Newitz, however, reveals some amazing new discoveries of the way people lived in Pompeii. She discusses the daily lives of many of the inhabitants, from occupations to meals, as well as the sophisticated lifestyles of the poor, middle class, and wealthy city dwellers.

Next on her list is Angkor in Cambodia. The abandonment of Angkor was basically due to incompetence on the part of the rulers. The silly kings relied on astrology rather than good engineering to determine the location of canals, moats, and even lakes. It turns out that those bad decisions made times of drought worse and in some years supported flooding, The people finally gave up and moved on.

Lidar helped here as well, by the way. This time the device was strapped to a helicopter and flown in the grid pattern, showing in remarkable detail the exact location of Angkor Thom, Angkor Wat, and many other magnificent temples.

Cahokia, right here in the US was Newitz’s last lost city. This appears to be a deliberate abandonment because when the inhabitants of the city were done with a structure, they sealed its fate with a ritual. The wooden walls were used as firewood, the empty postholes were filled with colorful clay, and everything including the household items were torched. Once the fire was extinguished the residents would seal what was left with clay and build anew. No, we don’t know why, but once again the daily lives of the inhabitants makes for a fascinating read.

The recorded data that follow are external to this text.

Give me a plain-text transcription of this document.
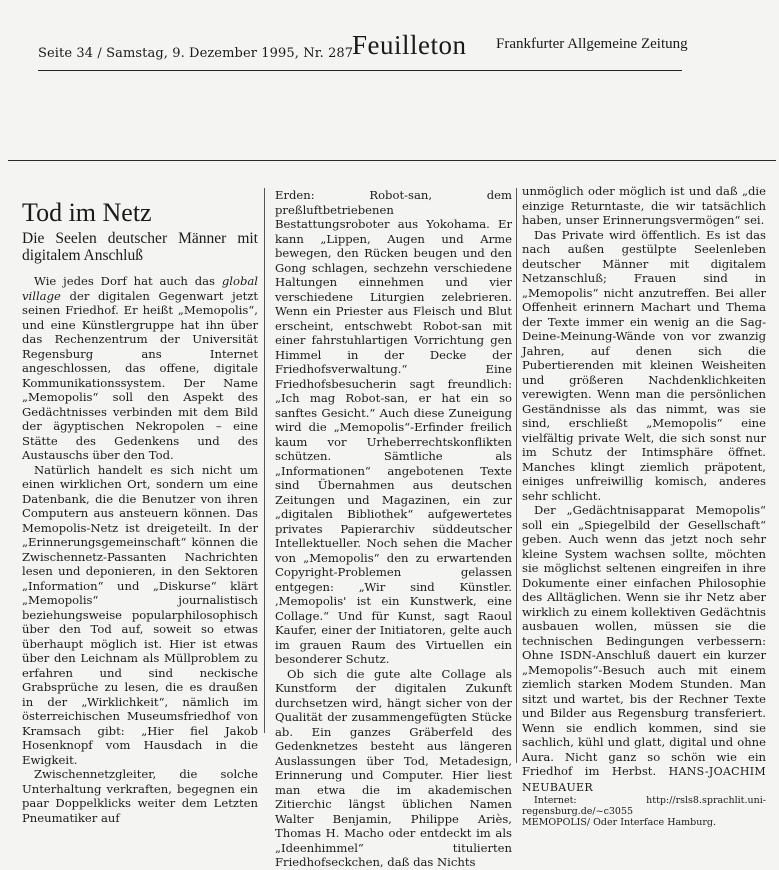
Seite 34 / Samstag, 9. Dezember 1995, Nr. 287
Feuilleton Frankfurter Allgemeine Zeitung
Tod im Netz
Die Seelen deutscher Männer mit digitalem Anschluß

Wie jedes Dorf hat auch das global village der digitalen Gegenwart jetzt seinen Friedhof. Er heißt „Memopolis“, und eine Künstlergruppe hat ihn über das Rechenzentrum der Universität Regensburg ans Internet angeschlossen, das offene, digitale Kommunikationssystem. Der Name „Memopolis“ soll den Aspekt des Gedächtnisses verbinden mit dem Bild der ägyptischen Nekropolen – eine Stätte des Gedenkens und des Austauschs über den Tod.

Natürlich handelt es sich nicht um einen wirklichen Ort, sondern um eine Datenbank, die die Benutzer von ihren Computern aus ansteuern können. Das Memopolis-Netz ist dreigeteilt. In der „Erinnerungsgemeinschaft“ können die Zwischennetz-Passanten Nachrichten lesen und deponieren, in den Sektoren „Information“ und „Diskurse“ klärt „Memopolis“ journalistisch beziehungsweise popularphilosophisch über den Tod auf, soweit so etwas überhaupt möglich ist. Hier ist etwas über den Leichnam als Müllproblem zu erfahren und sind neckische Grabsprüche zu lesen, die es draußen in der „Wirklichkeit“, nämlich im österreichischen Museumsfriedhof von Kramsach gibt: „Hier fiel Jakob Hosenknopf vom Hausdach in die Ewigkeit.

Zwischennetzgleiter, die solche Unterhaltung verkraften, begegnen ein paar Doppelklicks weiter dem Letzten Pneumatiker auf

Erden: Robot-san, dem preßluftbetriebenen Bestattungsroboter aus Yokohama. Er kann „Lippen, Augen und Arme bewegen, den Rücken beugen und den Gong schlagen, sechzehn verschiedene Haltungen einnehmen und vier verschiedene Liturgien zelebrieren. Wenn ein Priester aus Fleisch und Blut erscheint, entschwebt Robot-san mit einer fahrstuhlartigen Vorrichtung gen Himmel in der Decke der Friedhofsverwaltung.“ Eine Friedhofsbesucherin sagt freundlich: „Ich mag Robot-san, er hat ein so sanftes Gesicht.“ Auch diese Zuneigung wird die „Memopolis“-Erfinder freilich kaum vor Urheberrechtskonflikten schützen. Sämtliche als „Informationen“ angebotenen Texte sind Übernahmen aus deutschen Zeitungen und Magazinen, ein zur „digitalen Bibliothek“ aufgewertetes privates Papierarchiv süddeutscher Intellektueller. Noch sehen die Macher von „Memopolis“ den zu erwartenden Copyright-Problemen gelassen entgegen: „Wir sind Künstler. ,Memopolis' ist ein Kunstwerk, eine Collage.“ Und für Kunst, sagt Raoul Kaufer, einer der Initiatoren, gelte auch im grauen Raum des Virtuellen ein besonderer Schutz.

Ob sich die gute alte Collage als Kunstform der digitalen Zukunft durchsetzen wird, hängt sicher von der Qualität der zusammengefügten Stücke ab. Ein ganzes Gräberfeld des Gedenknetzes besteht aus längeren Auslassungen über Tod, Metadesign, Erinnerung und Computer. Hier liest man etwa die im akademischen Zitierchic längst üblichen Namen Walter Benjamin, Philippe Ariès, Thomas H. Macho oder entdeckt im als „Ideenhimmel“ titulierten Friedhofseckchen, daß das Nichts

unmöglich oder möglich ist und daß „die einzige Returntaste, die wir tatsächlich haben, unser Erinnerungsvermögen“ sei.

Das Private wird öffentlich. Es ist das nach außen gestülpte Seelenleben deutscher Männer mit digitalem Netzanschluß; Frauen sind in „Memopolis“ nicht anzutreffen. Bei aller Offenheit erinnern Machart und Thema der Texte immer ein wenig an die Sag-Deine-Meinung-Wände von vor zwanzig Jahren, auf denen sich die Pubertierenden mit kleinen Weisheiten und größeren Nachdenklichkeiten verewigten. Wenn man die persönlichen Geständnisse als das nimmt, was sie sind, erschließt „Memopolis“ eine vielfältig private Welt, die sich sonst nur im Schutz der Intimsphäre öffnet. Manches klingt ziemlich präpotent, einiges unfreiwillig komisch, anderes sehr schlicht.

Der „Gedächtnisapparat Memopolis“ soll ein „Spiegelbild der Gesellschaft“ geben. Auch wenn das jetzt noch sehr kleine System wachsen sollte, möchten sie möglichst seltenen eingreifen in ihre Dokumente einer einfachen Philosophie des Alltäglichen. Wenn sie ihr Netz aber wirklich zu einem kollektiven Gedächtnis ausbauen wollen, müssen sie die technischen Bedingungen verbessern: Ohne ISDN-Anschluß dauert ein kurzer „Memopolis“-Besuch auch mit einem ziemlich starken Modem Stunden. Man sitzt und wartet, bis der Rechner Texte und Bilder aus Regensburg transferiert. Wenn sie endlich kommen, sind sie sachlich, kühl und glatt, digital und ohne Aura. Nicht ganz so schön wie ein Friedhof im Herbst. HANS-JOACHIM NEUBAUER

Internet: http://rsls8.sprachlit.uni-regensburg.de/~c3055
MEMOPOLIS/ Oder Interface Hamburg.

I love Newtz’s through treatment of the subject of lost cities as well as her speculations on what will become of many of our coastal cities in the future. Rising oceans, urban decay, loss of jobs, all the myriad reasons for a city to be abandoned are reviewed and discussed. She definitely gives her readers a lot to think about.

I left the most mysterious city for last. “The Lost City of Ubar: The Mysterious Legend of the Ancient Arabian City Known as the Atlantis of the Sands” gives us an ancient description of the area, a review of Islamic sources, early searches for the city, recent searches, and many references. This is a very slim volume compiled by the Charles River Editors, and essentially a document that raises more questions than gives answers. Ubar has not, in the opinion of many, yet been found! The editors are sure it is in the desert, mostly convinced it was swallowed in a sinkhole, somewhat certain that Ubar was within a very wealthy kingdom, and happy to agree that satellite technology has given excellent information about some possible locations.

The bibliography, starting with Herodotus “The Histories” (I have my copy) is excellent, and that will give me months of interesting reading on this subject. The reasons cities have been lost are many, but each loss can be a valuable lesson for this and future generations. Read well – there is much to learn for our own survival!